Hierarchical cluster analysis of the continuous data table revealed three clusters based on visual inspection of the dendrogram. Cluster A contained most of the patients (175), whereas clusters B and C were of equal size (14; Table 2). Cluster C seems to have the most unique features with a tendency to lower SaO2 and PaO2 values, associated with increased transfer time from the pre-neurosurgical hospital (PNSH) to the neurosurgical hospital (NSH).

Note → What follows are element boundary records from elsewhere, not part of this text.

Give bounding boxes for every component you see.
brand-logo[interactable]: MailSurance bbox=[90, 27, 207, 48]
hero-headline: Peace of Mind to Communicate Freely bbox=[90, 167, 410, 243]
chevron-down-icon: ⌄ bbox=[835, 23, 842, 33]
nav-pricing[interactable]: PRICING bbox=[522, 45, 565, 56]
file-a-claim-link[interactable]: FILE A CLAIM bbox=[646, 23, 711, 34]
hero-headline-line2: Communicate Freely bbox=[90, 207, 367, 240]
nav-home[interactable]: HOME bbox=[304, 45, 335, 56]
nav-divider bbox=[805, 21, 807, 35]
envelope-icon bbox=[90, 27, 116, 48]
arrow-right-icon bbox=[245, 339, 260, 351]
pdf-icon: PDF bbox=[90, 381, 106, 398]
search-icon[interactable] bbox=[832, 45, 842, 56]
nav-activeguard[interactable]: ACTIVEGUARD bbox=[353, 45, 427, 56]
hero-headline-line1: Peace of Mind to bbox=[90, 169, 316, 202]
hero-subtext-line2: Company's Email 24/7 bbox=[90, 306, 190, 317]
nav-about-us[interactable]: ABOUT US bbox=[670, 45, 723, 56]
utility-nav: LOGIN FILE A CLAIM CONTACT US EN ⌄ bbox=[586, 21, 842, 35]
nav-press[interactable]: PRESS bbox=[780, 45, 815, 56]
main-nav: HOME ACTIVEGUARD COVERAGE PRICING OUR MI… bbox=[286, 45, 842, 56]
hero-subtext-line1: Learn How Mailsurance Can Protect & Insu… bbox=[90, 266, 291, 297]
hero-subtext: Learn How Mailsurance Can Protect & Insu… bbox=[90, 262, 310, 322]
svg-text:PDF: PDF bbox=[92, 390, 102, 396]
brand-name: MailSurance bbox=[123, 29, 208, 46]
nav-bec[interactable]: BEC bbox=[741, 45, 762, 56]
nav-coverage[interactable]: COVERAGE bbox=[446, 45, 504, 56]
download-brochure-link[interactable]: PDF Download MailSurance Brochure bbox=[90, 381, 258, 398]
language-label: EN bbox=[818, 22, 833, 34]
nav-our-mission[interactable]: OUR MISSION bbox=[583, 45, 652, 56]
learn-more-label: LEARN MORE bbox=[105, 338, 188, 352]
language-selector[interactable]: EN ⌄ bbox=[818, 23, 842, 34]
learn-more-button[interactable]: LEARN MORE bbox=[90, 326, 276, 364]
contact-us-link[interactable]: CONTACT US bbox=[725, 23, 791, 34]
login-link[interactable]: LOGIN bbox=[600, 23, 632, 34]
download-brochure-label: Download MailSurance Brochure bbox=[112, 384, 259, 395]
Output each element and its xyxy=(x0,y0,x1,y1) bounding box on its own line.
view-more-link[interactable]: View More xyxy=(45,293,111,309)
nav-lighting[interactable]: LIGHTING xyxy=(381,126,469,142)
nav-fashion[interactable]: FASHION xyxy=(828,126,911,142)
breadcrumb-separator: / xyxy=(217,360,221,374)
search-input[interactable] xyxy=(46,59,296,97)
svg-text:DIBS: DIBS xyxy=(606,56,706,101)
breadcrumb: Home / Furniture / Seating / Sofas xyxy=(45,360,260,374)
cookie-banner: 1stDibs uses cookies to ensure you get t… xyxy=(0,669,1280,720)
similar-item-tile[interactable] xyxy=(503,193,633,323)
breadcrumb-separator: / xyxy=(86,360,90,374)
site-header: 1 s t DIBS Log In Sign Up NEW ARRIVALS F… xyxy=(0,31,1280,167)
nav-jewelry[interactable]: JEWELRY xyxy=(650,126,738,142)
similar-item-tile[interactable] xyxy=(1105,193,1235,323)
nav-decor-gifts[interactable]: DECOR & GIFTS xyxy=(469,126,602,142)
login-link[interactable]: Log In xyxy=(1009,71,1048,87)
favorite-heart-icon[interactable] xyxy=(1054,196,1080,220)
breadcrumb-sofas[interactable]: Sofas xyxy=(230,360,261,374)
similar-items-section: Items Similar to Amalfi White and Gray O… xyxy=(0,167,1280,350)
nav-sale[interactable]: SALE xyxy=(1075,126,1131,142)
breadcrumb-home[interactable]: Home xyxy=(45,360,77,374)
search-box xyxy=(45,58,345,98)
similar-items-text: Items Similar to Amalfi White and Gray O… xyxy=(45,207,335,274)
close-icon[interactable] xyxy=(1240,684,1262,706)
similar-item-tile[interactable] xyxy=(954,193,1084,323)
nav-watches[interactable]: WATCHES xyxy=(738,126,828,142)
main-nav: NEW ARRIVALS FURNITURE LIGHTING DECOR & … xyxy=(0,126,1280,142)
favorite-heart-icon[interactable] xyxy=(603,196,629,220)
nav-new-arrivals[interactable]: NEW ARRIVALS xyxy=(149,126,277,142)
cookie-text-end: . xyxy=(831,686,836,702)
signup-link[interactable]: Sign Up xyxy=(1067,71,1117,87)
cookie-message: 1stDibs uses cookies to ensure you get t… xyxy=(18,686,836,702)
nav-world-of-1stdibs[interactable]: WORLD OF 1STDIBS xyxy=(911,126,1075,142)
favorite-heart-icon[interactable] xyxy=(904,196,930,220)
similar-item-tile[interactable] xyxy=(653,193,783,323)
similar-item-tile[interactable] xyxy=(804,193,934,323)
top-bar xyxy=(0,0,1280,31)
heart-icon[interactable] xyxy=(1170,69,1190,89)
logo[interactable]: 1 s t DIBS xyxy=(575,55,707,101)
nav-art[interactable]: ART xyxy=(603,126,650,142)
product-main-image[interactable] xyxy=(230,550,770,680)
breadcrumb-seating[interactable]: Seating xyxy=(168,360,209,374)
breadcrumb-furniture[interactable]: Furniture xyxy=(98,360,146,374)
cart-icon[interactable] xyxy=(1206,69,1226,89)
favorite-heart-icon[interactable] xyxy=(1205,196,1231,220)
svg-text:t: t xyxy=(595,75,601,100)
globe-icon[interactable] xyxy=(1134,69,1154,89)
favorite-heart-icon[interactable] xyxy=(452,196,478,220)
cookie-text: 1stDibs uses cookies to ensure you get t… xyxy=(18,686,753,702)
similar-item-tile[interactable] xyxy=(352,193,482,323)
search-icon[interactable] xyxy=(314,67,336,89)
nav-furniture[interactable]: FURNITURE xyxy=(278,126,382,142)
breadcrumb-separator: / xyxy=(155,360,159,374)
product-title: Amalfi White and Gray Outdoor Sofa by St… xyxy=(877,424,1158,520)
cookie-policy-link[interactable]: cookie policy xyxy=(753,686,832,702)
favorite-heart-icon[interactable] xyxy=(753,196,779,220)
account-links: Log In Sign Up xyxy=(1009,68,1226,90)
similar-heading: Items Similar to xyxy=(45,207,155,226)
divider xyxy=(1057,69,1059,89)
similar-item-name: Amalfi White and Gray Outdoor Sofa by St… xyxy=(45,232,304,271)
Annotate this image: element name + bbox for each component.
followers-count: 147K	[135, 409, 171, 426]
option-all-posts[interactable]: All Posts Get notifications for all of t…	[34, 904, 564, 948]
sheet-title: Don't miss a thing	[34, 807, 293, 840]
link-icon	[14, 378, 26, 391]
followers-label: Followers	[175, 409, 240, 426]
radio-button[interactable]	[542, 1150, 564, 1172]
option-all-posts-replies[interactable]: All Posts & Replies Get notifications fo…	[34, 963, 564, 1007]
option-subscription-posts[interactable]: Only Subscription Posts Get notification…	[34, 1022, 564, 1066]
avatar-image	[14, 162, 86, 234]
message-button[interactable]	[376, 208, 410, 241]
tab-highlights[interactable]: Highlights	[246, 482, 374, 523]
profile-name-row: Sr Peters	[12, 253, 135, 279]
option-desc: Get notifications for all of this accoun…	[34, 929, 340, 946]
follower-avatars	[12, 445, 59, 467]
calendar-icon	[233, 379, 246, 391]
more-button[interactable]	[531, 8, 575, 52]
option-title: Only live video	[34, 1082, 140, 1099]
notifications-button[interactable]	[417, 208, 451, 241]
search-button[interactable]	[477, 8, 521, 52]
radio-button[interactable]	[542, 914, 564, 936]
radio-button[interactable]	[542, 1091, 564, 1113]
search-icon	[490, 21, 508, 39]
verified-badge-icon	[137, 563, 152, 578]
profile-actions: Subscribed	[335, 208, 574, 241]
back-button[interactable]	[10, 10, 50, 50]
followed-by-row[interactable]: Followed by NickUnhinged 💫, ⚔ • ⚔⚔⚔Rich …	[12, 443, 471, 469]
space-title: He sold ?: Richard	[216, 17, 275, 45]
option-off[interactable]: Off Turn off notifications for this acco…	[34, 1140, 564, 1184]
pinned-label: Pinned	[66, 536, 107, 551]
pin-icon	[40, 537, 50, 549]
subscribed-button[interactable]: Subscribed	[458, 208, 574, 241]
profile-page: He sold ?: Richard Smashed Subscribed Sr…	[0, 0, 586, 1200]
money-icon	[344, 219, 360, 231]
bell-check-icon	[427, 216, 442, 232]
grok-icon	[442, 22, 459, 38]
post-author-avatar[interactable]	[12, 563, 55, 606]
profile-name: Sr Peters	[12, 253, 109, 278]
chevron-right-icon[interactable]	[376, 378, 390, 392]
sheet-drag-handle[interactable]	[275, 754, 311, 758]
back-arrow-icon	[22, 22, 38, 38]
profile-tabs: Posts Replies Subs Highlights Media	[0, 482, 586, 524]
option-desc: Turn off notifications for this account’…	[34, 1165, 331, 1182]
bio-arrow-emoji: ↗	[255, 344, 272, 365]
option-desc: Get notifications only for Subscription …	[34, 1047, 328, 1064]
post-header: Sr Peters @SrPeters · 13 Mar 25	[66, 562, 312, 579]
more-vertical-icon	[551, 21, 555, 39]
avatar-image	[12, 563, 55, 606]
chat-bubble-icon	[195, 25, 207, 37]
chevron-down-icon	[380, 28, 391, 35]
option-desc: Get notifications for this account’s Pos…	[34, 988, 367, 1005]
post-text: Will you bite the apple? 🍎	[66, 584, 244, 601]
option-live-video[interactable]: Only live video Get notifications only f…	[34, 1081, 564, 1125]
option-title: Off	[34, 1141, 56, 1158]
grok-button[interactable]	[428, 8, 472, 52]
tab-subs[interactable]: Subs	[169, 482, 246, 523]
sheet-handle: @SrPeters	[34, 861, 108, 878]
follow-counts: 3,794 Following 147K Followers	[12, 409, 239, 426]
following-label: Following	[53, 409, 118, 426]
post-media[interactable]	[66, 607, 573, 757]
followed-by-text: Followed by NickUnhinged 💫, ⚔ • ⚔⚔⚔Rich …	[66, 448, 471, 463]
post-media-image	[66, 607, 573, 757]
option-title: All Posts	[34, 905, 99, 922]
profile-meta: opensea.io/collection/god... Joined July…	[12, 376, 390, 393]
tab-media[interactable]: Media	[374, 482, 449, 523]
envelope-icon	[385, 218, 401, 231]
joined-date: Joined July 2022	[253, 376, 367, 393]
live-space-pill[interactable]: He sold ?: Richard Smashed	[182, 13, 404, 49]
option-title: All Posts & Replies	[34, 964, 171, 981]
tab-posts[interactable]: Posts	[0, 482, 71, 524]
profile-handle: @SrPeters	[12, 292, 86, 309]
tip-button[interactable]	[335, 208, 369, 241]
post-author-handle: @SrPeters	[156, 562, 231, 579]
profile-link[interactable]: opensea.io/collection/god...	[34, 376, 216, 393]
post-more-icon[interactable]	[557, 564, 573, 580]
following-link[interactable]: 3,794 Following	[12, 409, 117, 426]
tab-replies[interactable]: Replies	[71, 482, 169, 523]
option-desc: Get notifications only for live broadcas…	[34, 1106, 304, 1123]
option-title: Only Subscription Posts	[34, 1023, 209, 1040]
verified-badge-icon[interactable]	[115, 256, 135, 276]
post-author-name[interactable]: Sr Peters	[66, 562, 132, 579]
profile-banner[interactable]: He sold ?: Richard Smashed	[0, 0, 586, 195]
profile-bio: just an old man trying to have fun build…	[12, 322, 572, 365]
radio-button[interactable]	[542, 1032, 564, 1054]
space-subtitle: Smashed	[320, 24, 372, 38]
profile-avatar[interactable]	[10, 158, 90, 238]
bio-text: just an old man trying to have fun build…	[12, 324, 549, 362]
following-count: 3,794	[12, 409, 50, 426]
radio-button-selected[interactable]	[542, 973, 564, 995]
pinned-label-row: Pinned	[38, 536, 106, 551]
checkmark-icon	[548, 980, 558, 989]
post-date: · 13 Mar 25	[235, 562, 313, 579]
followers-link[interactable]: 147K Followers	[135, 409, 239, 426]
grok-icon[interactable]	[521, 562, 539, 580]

Table 2 Group characteristics from the cluster analysis of continuous data

Discussion

This is a pilot project of cluster analysis of the BrainIT database and is the first analysis of its type in this rich data source. However, results produced through cluster analysis must be interpreted with caution. The clusters formed are dependent upon the dissimilarity metric and the method of cluster analysis chosen [4]. In this study, we used the Gower dissimilarity metric owing to the inclusion of categorical, ordinal and continuous data. Similar to previous studies in this domain, we elected to perform agglomerative hierarchical cluster analysis [2, 8, 10].

With the above caution in mind, we believe that our analyses have identified clusters of patients that are physiologically and clinically sensible. In analysing the table containing combined data types, we have identified two clinically relevant clusters of patients. The first is an older group, who have a higher rate of falls and are more likely to have mass lesions on CT. The second is a younger group, who have suffered multi-trauma and have markers of severe injuries on admission with more hypoxia, hypotension, pupil abnormalities and lower GCS scores. As would be expected from existing predictive models [5, 7], these patients tended to have poorer outcomes as assessed by the GOS.

In addition, analysis of the table containing only continuous data revealed a relevant cluster of patients who tended to have lower SaO2 and PaO2 values. It can be reasoned that this physiological derangement led to them also having longer transfer times from the PNSH to the NSH.

This project has successfully demonstrated the feasibility of using cluster analysis in the exploration of a large, mixed database of TBI patients. The unsupervised identification of clinically recognisable groups of patients supports the validity of the results presented. We now plan to apply similar analyses to other tables in the BrainIT database that contain high-frequency physiological data including blood pressure and intracranial pressure. The ultimate aim is to identify demographically and physiologically distinct groups of patients who will be amenable to specific treatment strategies.